L’élocution du vice-président de la Fédération des jeux paralympiques du Canada, Marc-Antoine Fabien, a également beaucoup touché les hôtes : «Dans quelques semaines, l’un de ces blessés sera là pour partager avec vous et face à face, sa situation», déclare M. Fabien. En effet, il y a quelques mois, ce dernier est tombé, par hasard, sur la vidéo de Wael Karrafi, un jeune de 20 ans qui a été frappé par deux balles. Il en a d’ailleurs perdu sa jambe droite. Il a alors pris contact avec l’activiste qui a filmé ce témoignage… quelques jours après il entra en contact avec Khaoula Zoghlami et lui annonça qu’il souhaitait prendre en charge Wael au Canada. Il souhaite lui faire rencontrer des athlètes amputés afin que le jeune tunisien s’y identifie. Il veut également couvrir les frais de son suivi psychologique : «Je voulais l’encourager et lui faire comprendre que sa vie ne s’est pas arrêtée le jour où il a perdu sa jambe, mais qu’un avenir gratifiant l’attendait», annonce Marc-Antoine Fabien. Puis il ajoute : «Wael est déprimé ; il faut qu’il sorte de son environnement pendant une petite période. Il faut lui changer les idées.»
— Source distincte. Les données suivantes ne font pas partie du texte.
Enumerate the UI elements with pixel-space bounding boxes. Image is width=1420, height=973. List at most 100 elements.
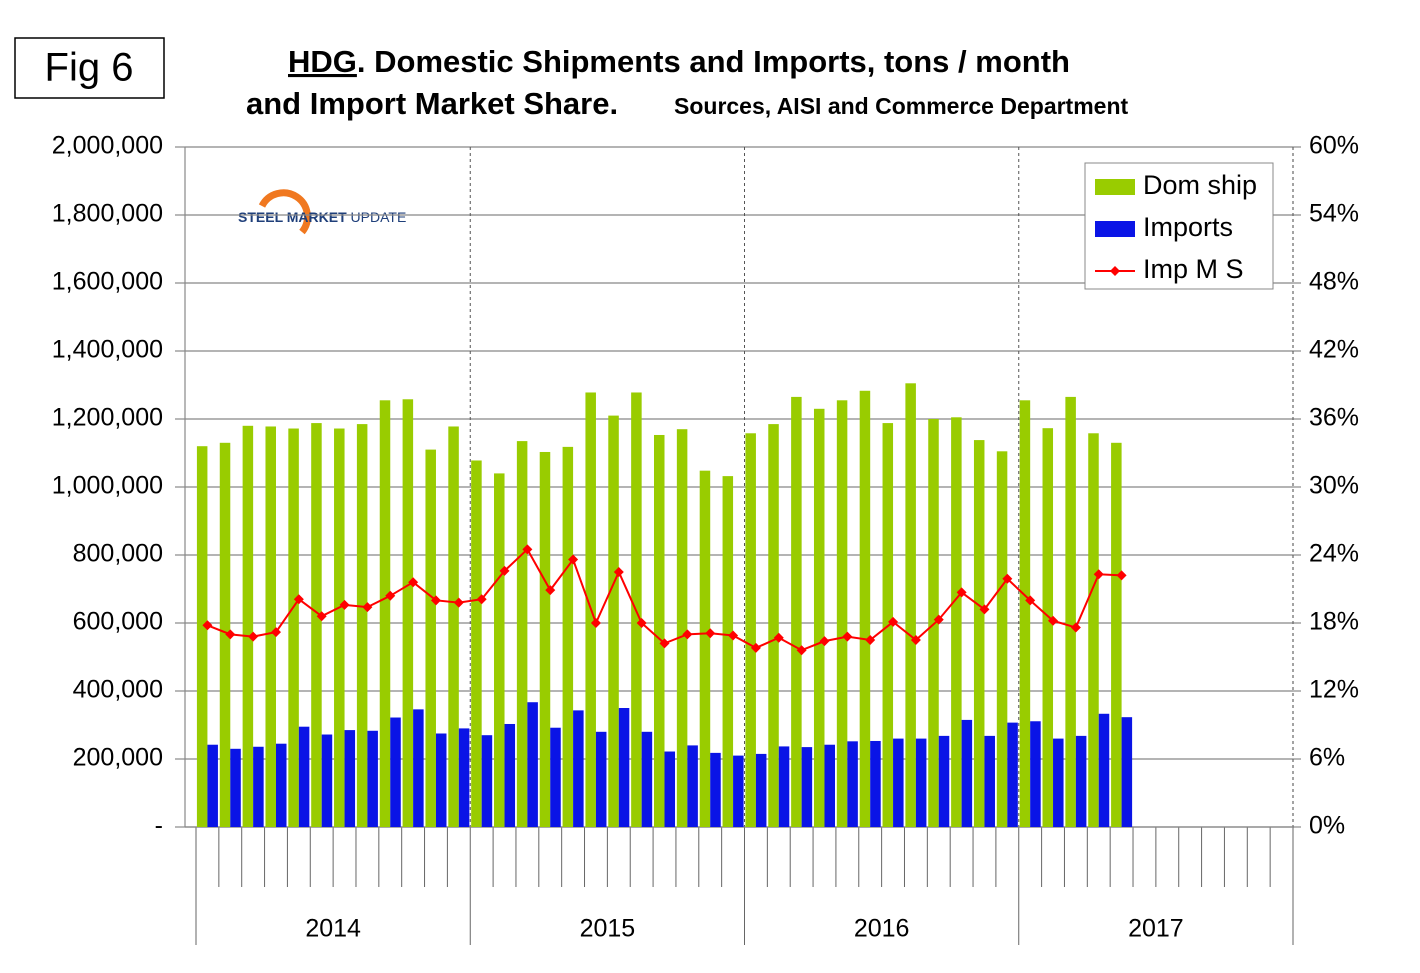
x-group-label: 2015 — [580, 915, 636, 943]
bar — [435, 733, 447, 827]
line-marker — [385, 590, 396, 601]
bar — [253, 746, 264, 827]
bar — [562, 446, 574, 827]
line-marker — [453, 597, 464, 608]
bar — [1088, 433, 1099, 827]
x-group-label: 2014 — [305, 915, 361, 943]
bar — [539, 451, 551, 827]
line-marker — [568, 554, 579, 565]
line-marker — [499, 565, 510, 576]
line-marker — [910, 635, 921, 645]
bar — [996, 451, 1008, 827]
bar — [379, 400, 391, 827]
line-marker — [956, 587, 967, 598]
source: Sources, AISI and Commerce Department — [674, 93, 1129, 119]
bar — [1075, 735, 1087, 827]
y-tick-label: 400,000 — [73, 676, 163, 704]
bar — [1007, 722, 1018, 827]
x-group-label: 2016 — [854, 915, 910, 943]
line-marker — [888, 616, 899, 627]
line-marker — [933, 614, 944, 625]
bar — [516, 441, 528, 827]
line-marker — [362, 602, 373, 613]
y2-tick-label: 6% — [1309, 744, 1345, 772]
bar — [722, 476, 734, 827]
bar — [733, 755, 744, 827]
y2-tick-label: 0% — [1309, 812, 1345, 840]
line-marker — [202, 620, 213, 631]
bar — [196, 446, 208, 827]
subtitle: and Import Market Share. — [246, 86, 618, 121]
y2-tick-label: 60% — [1309, 132, 1359, 160]
bar — [859, 390, 871, 827]
y2-tick-label: 18% — [1309, 608, 1359, 636]
line-marker — [613, 567, 624, 577]
bar — [504, 723, 516, 827]
bar — [1111, 442, 1122, 827]
bar — [288, 428, 299, 827]
y-tick-label: 2,000,000 — [52, 132, 163, 160]
bar — [1098, 713, 1110, 827]
bar — [973, 440, 985, 827]
y-tick-label: 1,200,000 — [52, 404, 163, 432]
line-marker — [293, 594, 304, 605]
bar — [230, 748, 241, 827]
logo-swoosh — [258, 189, 311, 235]
y2-tick-label: 12% — [1309, 676, 1359, 704]
line-marker — [1116, 570, 1127, 581]
badge: Fig 6 — [45, 46, 134, 90]
bar — [836, 400, 848, 827]
title-rest: . Domestic Shipments and Imports, tons /… — [357, 44, 1070, 79]
line-marker — [225, 629, 236, 640]
line-marker — [842, 631, 853, 642]
bar — [951, 417, 962, 827]
line-marker — [705, 628, 716, 639]
bar — [1030, 721, 1041, 827]
bar — [938, 735, 950, 827]
logo-bold: STEEL MARKET — [238, 209, 347, 225]
bar — [481, 735, 493, 827]
line-marker — [636, 618, 647, 628]
line-marker — [590, 618, 601, 628]
y2-tick-label: 48% — [1309, 268, 1359, 296]
bar — [207, 744, 218, 827]
y2-tick-label: 54% — [1309, 200, 1359, 228]
bar — [984, 735, 995, 827]
bar — [641, 731, 653, 827]
bar — [573, 710, 584, 827]
bar — [791, 396, 802, 827]
bar — [494, 473, 505, 827]
y-tick-label: - — [155, 812, 163, 840]
bar — [699, 470, 711, 827]
y-tick-label: 1,000,000 — [52, 472, 163, 500]
bar — [676, 429, 688, 827]
bar — [1019, 400, 1031, 827]
bar — [768, 424, 779, 827]
line-marker — [865, 635, 876, 645]
bar — [356, 424, 368, 827]
y-tick-label: 1,800,000 — [52, 200, 163, 228]
legend-label: Imports — [1143, 212, 1233, 242]
line-marker — [979, 604, 990, 615]
bar — [608, 415, 619, 827]
line-marker — [1070, 622, 1081, 633]
bar — [618, 708, 630, 827]
bar — [801, 747, 813, 827]
line-marker — [316, 611, 327, 622]
badge-box — [14, 37, 165, 99]
y2-tick-label: 36% — [1309, 404, 1359, 432]
line-marker — [1048, 615, 1059, 626]
bar — [905, 383, 916, 827]
line-marker — [1093, 569, 1104, 580]
legend-marker — [1110, 266, 1120, 276]
legend-swatch — [1095, 221, 1135, 237]
bar — [321, 734, 333, 827]
bar — [847, 741, 858, 827]
y2-tick-label: 42% — [1309, 336, 1359, 364]
bar — [1053, 738, 1064, 827]
legend-label: Dom ship — [1143, 170, 1257, 200]
y-tick-label: 1,400,000 — [52, 336, 163, 364]
title-lead: HDG — [288, 44, 357, 79]
chart-title: HDG. Domestic Shipments and Imports, ton… — [288, 44, 1070, 79]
Vente au enchere du tableau de Karim Jabbari. Ph.Bochra Manai

Plus de 5.500 dollars dans la cagnotte

Le public était généralement ému de cet évènement qui s’est passé dans une ambiance solidaire, d’échange, de don et de partage. «Ne les oublions pas !» a permis de récolter, au 26 novembre, 5580 dollars canadiens, soit près de 8.000 dinars. A la fin de la soirée, Sonia Djelidi était très contente du déroulement de l’évènement. «Nous sommes très satisfait du résultat. Les invités ont eu l’air d’apprécier et ont été très généreux. Nous étions loin de penser qu’on arriverait à récolter cette somme. Ça fait plaisir de voir que la communauté est sensible à la cause des blessés.»

D’ici la fin de semaine des promesses de dons devraient rentrer dans la caisse du collectif pour l’initiative Nsitni. Quelques jours après, le montant sera envoyé à l’association Tunaide en Tunisie, qui se chargera d’acheter le matériel médical nécessaire aux blessés. Elle prendra aussi en charge les soins médicaux.

Le collectif tunisien garantit la transparence de toutes ces opérations aux donateurs et compte bien les tenir au courant de l’évolution de ce dossier par voie électronique.